What Is AI Distillation? How Chinese Labs Use Gray Market Access to Train on Western Models

The Shortcut That’s Reshaping the AI Arms Race

When DeepSeek’s R1 model dropped in January 2025, it shocked the AI industry — not just because it performed competitively with OpenAI’s models, but because of how little it reportedly cost to build. That surprise quickly turned to suspicion. OpenAI alleged it had found evidence DeepSeek used its outputs to train R1, a technique called AI distillation. Whether or not that specific claim holds up legally, the concern it raised is real and growing.

AI distillation — using one model’s outputs to train another — is at the center of an escalating conflict over IP, market access, and national security. Understanding how it works, how gray market access enables it, and why it’s shaping US export control policy matters for anyone building with or deploying AI at scale.

What AI Distillation Actually Means

The term “distillation” comes from a 2015 paper by Geoffrey Hinton and colleagues at Google. The original idea was practical and benign: take a large, expensive model (the “teacher”) and train a smaller, cheaper model (the “student”) to approximate its behavior. The student learns not just from raw data but from the teacher’s output distributions — its confidence scores, its soft predictions across classes — which contain richer training signal than hard labels alone.

This approach is standard practice in production AI. Companies use it constantly to compress large models into smaller, faster versions that can run on edge devices or serve millions of requests cheaply.

When Distillation Becomes an Attack

The problem emerges when distillation happens without permission or transparency.
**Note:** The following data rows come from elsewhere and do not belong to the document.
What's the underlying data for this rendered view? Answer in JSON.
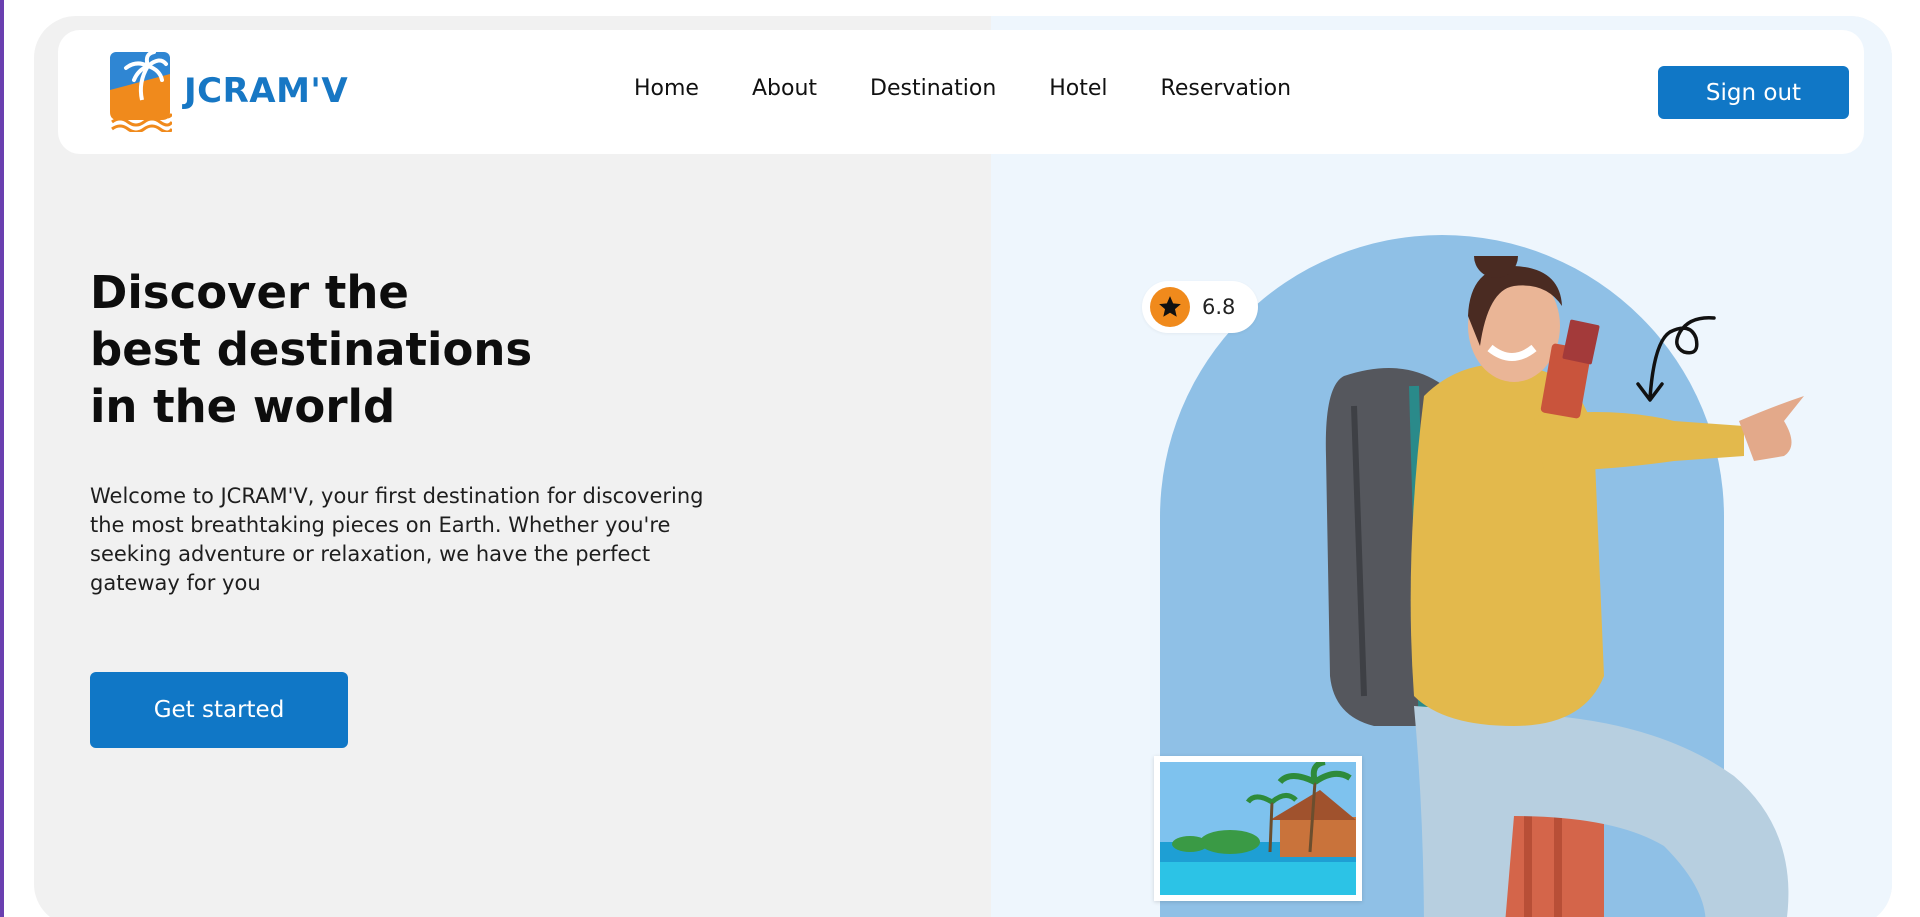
{
  "brand": {
    "name": "JCRAM'V",
    "color": "#1777c4",
    "accent": "#f08a1c"
  },
  "nav": {
    "links": [
      "Home",
      "About",
      "Destination",
      "Hotel",
      "Reservation"
    ],
    "signout_label": "Sign out"
  },
  "hero": {
    "title_lines": [
      "Discover the",
      "best destinations",
      "in the world"
    ],
    "description": "Welcome to JCRAM'V, your first destination for discovering the most breathtaking pieces on Earth. Whether you're seeking adventure or relaxation, we have the perfect gateway for you",
    "cta_label": "Get started"
  },
  "rating": {
    "icon": "star-icon",
    "value": "6.8"
  },
  "colors": {
    "primary_button": "#1077c6",
    "left_panel": "#f1f1f1",
    "right_panel": "#eef6fd",
    "arch": "#8fc0e6"
  }
}
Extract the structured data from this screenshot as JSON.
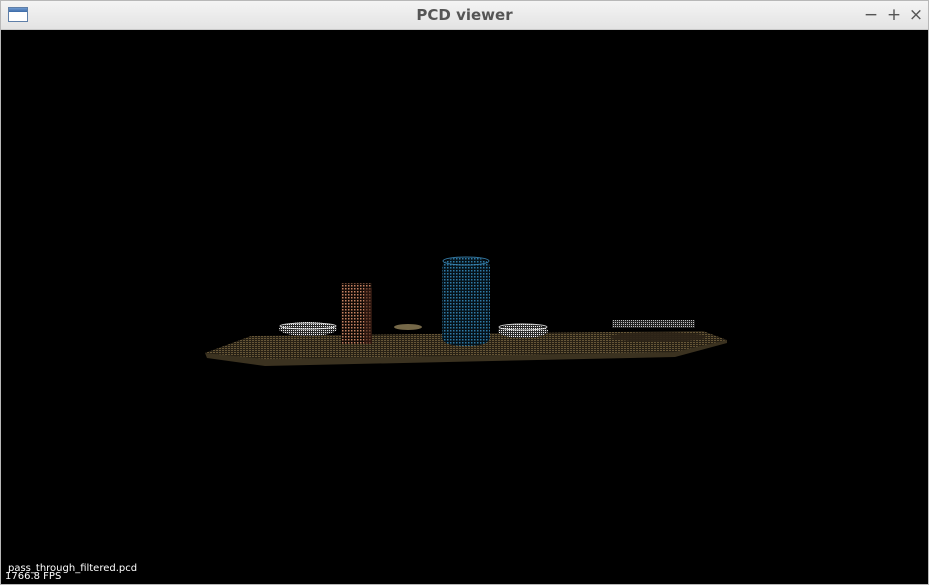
{
  "window": {
    "title": "PCD viewer",
    "controls": {
      "minimize": "−",
      "maximize": "+",
      "close": "×"
    },
    "icon": "window-app-icon"
  },
  "viewer": {
    "background_color": "#000000",
    "file_name": "pass_through_filtered.pcd",
    "fps": "1766.8 FPS",
    "point_cloud": {
      "objects": [
        {
          "name": "table-surface",
          "color": "#6b5a3a"
        },
        {
          "name": "box",
          "color": "#c07a55"
        },
        {
          "name": "cylinder-can",
          "color": "#2e6f95"
        },
        {
          "name": "bowl-left",
          "color": "#e8e8e8"
        },
        {
          "name": "bowl-center",
          "color": "#e8e8e8"
        },
        {
          "name": "plate-right",
          "color": "#cfcfcf"
        },
        {
          "name": "small-object",
          "color": "#8a7a55"
        }
      ]
    }
  }
}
Instead of compressing your own model, you use a competitor’s model as the teacher — querying its API at scale, collecting input-output pairs, and training your own model on those results.

This is often called a model extraction attack or distillation attack. The attacker ends up with a model that approximates the target’s capabilities, built on the back of the target’s training investments, without any of the cost or time those investments required.

The mechanics:

Craft a high-diversity set of queries covering target capabilities
Hit the target model’s public API at scale
Log every prompt and response
Fine-tune or train a new model on the resulting dataset
Optionally, iterate — use the extracted model to generate more synthetic data, then train again

The student model won’t be identical to the teacher. But it can capture substantial capability — particularly for narrow domains or specific task types — at a fraction of the original development cost.

How Gray Market Access Makes This Possible

Major US AI providers — OpenAI, Anthropic, Google — restrict access to their APIs based on geography and terms of service. China is a key restricted market. Users in China cannot directly sign up for OpenAI accounts, and US companies operating under export regulations are generally prohibited from serving certain customers.

But these restrictions are porous.

The Gray Market Infrastructure

A gray market for US AI API access has developed around several mechanisms:

VPN and IP masking. Accounts created with US or European IP addresses face few restrictions at signup. Once an account exists, ongoing usage can be proxied through infrastructure that masks the true origin of requests.

Third-party resellers. A range of intermediaries — some operating openly, others under the radar — purchase API credits from US providers and resell access to customers who wouldn’t qualify directly. The reseller absorbs compliance risk, and the end user gets plausibly deniable access.

Cloud-mediated access. Microsoft Azure, Amazon Bedrock, and Google Cloud all offer hosted versions of major AI models. Enterprise agreements with these platforms don’t always include the same geographic restrictions as direct API access. A company routing usage through cloud infrastructure in a permitted jurisdiction may face lighter scrutiny.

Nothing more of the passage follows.